Rather like Doctor Who, the production’s lead constantly regenerates. It began in 2017 with Rhys Ifans as Scrooge, succeeded by Stephen Tompkinson, Paterson Joseph and Andrew Lincoln. The latest incarnation is Stephen Mangan, who looks the part with his shock of white hair and stooped form in a threadbare dressing gown. However he’s more grumpy than truly intimidating. When told that he’ll be visited by three spirits, he wryly mutters, “I’d rather not be.”

Yet Mangan stresses that Scrooge sees himself as a realist. He believes in his worldview and is determined not to learn any lessons, nor to accept responsibility. He’s like a corrupt CEO trying to wriggle out of liability.

It means the journey to redemption is shortened – this Scrooge isn’t monstrous, just misguided – but fits well enough with Jack Thorne’s tender-hearted adaptation. As with the current vogue for Hollywood films depicting villains’ tragic origin stories, Thorne’s Scrooge is shaped by childhood trauma. Yes, this miser has daddy issues, namely an abusive, drunken, debt-ridden father who yanks him out of school to earn money.
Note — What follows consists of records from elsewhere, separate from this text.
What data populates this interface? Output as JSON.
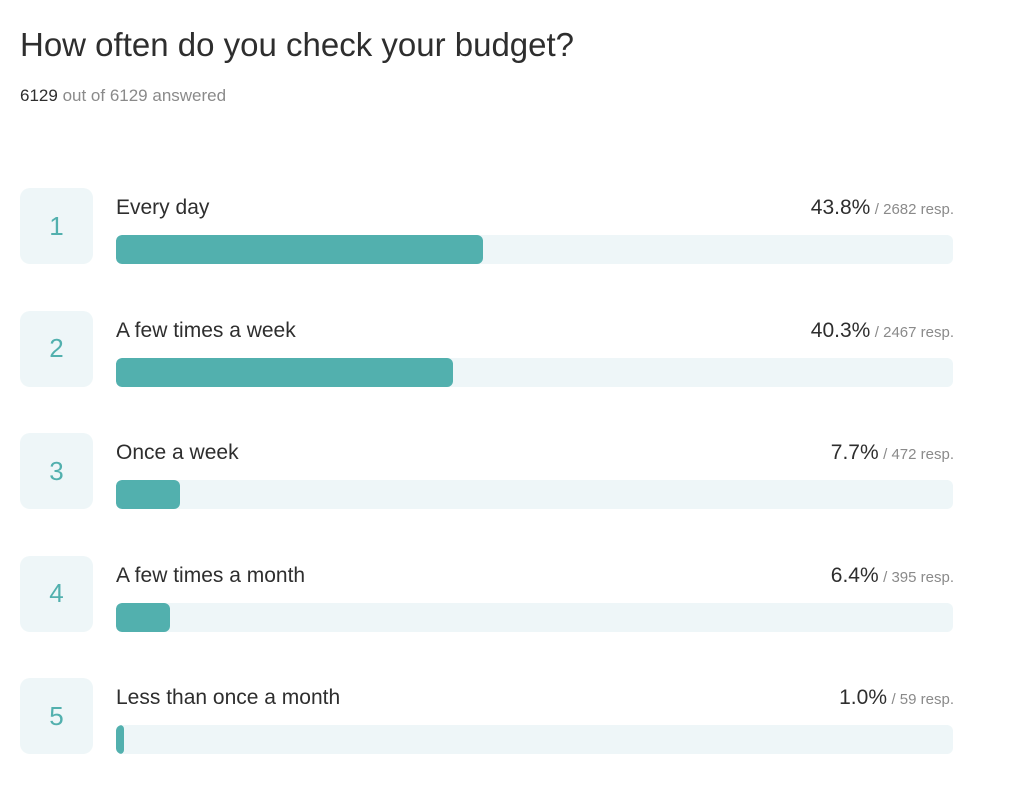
{
  "survey": {
    "question": "How often do you check your budget?",
    "answered_count": "6129",
    "answered_suffix": "out of 6129 answered"
  },
  "colors": {
    "accent": "#52b0ae",
    "track": "#eef6f8"
  },
  "chart_data": {
    "type": "bar",
    "orientation": "horizontal",
    "title": "How often do you check your budget?",
    "categories": [
      "Every day",
      "A few times a week",
      "Once a week",
      "A few times a month",
      "Less than once a month"
    ],
    "ranks": [
      "1",
      "2",
      "3",
      "4",
      "5"
    ],
    "values": [
      43.8,
      40.3,
      7.7,
      6.4,
      1.0
    ],
    "percent_labels": [
      "43.8%",
      "40.3%",
      "7.7%",
      "6.4%",
      "1.0%"
    ],
    "responses": [
      2682,
      2467,
      472,
      395,
      59
    ],
    "response_labels": [
      "/ 2682 resp.",
      "/ 2467 resp.",
      "/ 472 resp.",
      "/ 395 resp.",
      "/ 59 resp."
    ],
    "xlim": [
      0,
      100
    ],
    "unit": "%"
  }
}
Before Scrooge can save Tiny Tim, he must first heal his own inner child.

It gives Dickens’s tale an effective psychological framework and interestingly complicates the happy ending. Redemption has still to be earned, and Scrooge’s realisation is, in one respect, tragically too late: he’s missed the chance to have a family. The most poignant moment comes when he tracks down former sweetheart Belle (an excellent Karen Fishwick) and reflects on what might have been.
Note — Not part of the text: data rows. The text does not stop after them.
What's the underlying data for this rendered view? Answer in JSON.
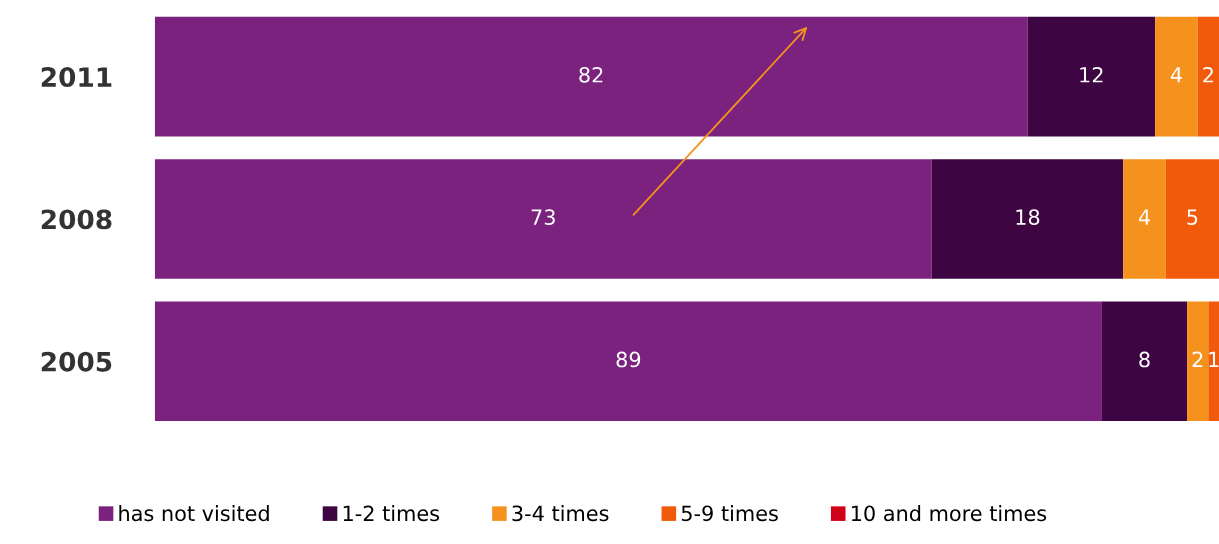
{
  "chart_data": {
    "type": "bar",
    "orientation": "horizontal",
    "stacked": true,
    "data_labels": true,
    "legend": "bottom",
    "grid": false,
    "tick_labels": "y",
    "xlim": [
      0,
      100
    ],
    "categories": [
      "2011",
      "2008",
      "2005"
    ],
    "series": [
      {
        "name": "has not visited",
        "color": "#7a227e",
        "values": [
          82,
          73,
          89
        ]
      },
      {
        "name": "1-2 times",
        "color": "#3d0642",
        "values": [
          12,
          18,
          8
        ]
      },
      {
        "name": "3-4 times",
        "color": "#f5921e",
        "values": [
          4,
          4,
          2
        ]
      },
      {
        "name": "5-9 times",
        "color": "#f05a0a",
        "values": [
          2,
          5,
          1
        ]
      },
      {
        "name": "10 and more times",
        "color": "#d0021b",
        "values": [
          null,
          null,
          null
        ]
      }
    ]
  }
}
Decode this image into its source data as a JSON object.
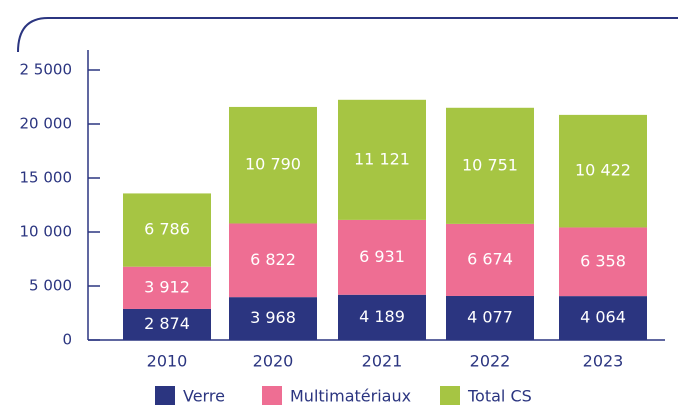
{
  "chart_data": {
    "type": "stacked-bar",
    "categories": [
      "2010",
      "2020",
      "2021",
      "2022",
      "2023"
    ],
    "series": [
      {
        "name": "Verre",
        "color": "#2b3580",
        "values": [
          2874,
          3968,
          4189,
          4077,
          4064
        ],
        "value_labels": [
          "2 874",
          "3 968",
          "4 189",
          "4 077",
          "4 064"
        ]
      },
      {
        "name": "Multimatériaux",
        "color": "#ee6e93",
        "values": [
          3912,
          6822,
          6931,
          6674,
          6358
        ],
        "value_labels": [
          "3 912",
          "6 822",
          "6 931",
          "6 674",
          "6 358"
        ]
      },
      {
        "name": "Total CS",
        "color": "#a6c543",
        "values": [
          6786,
          10790,
          11121,
          10751,
          10422
        ],
        "value_labels": [
          "6 786",
          "10 790",
          "11 121",
          "10 751",
          "10 422"
        ]
      }
    ],
    "ylim": [
      0,
      25000
    ],
    "yticks": [
      0,
      {
        "value": 5000,
        "label": "5 000"
      },
      {
        "value": 10000,
        "label": "10 000"
      },
      {
        "value": 15000,
        "label": "15 000"
      },
      {
        "value": 20000,
        "label": "20 000"
      },
      {
        "value": 25000,
        "label": "2 5000"
      }
    ]
  }
}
The trade-off is fewer supernatural chills. Jacob Marley makes a terrifying entrance, dragging his endless chain down the catwalk-style stage. However, the subsequent ghosts are more eccentric therapists nudging Scrooge towards his breakthrough. Warchus does create some spine-tingling moments, though, with the striking of the hour and a wildly swinging lantern, and by cloaking the final spirit so that we can imagine the worst.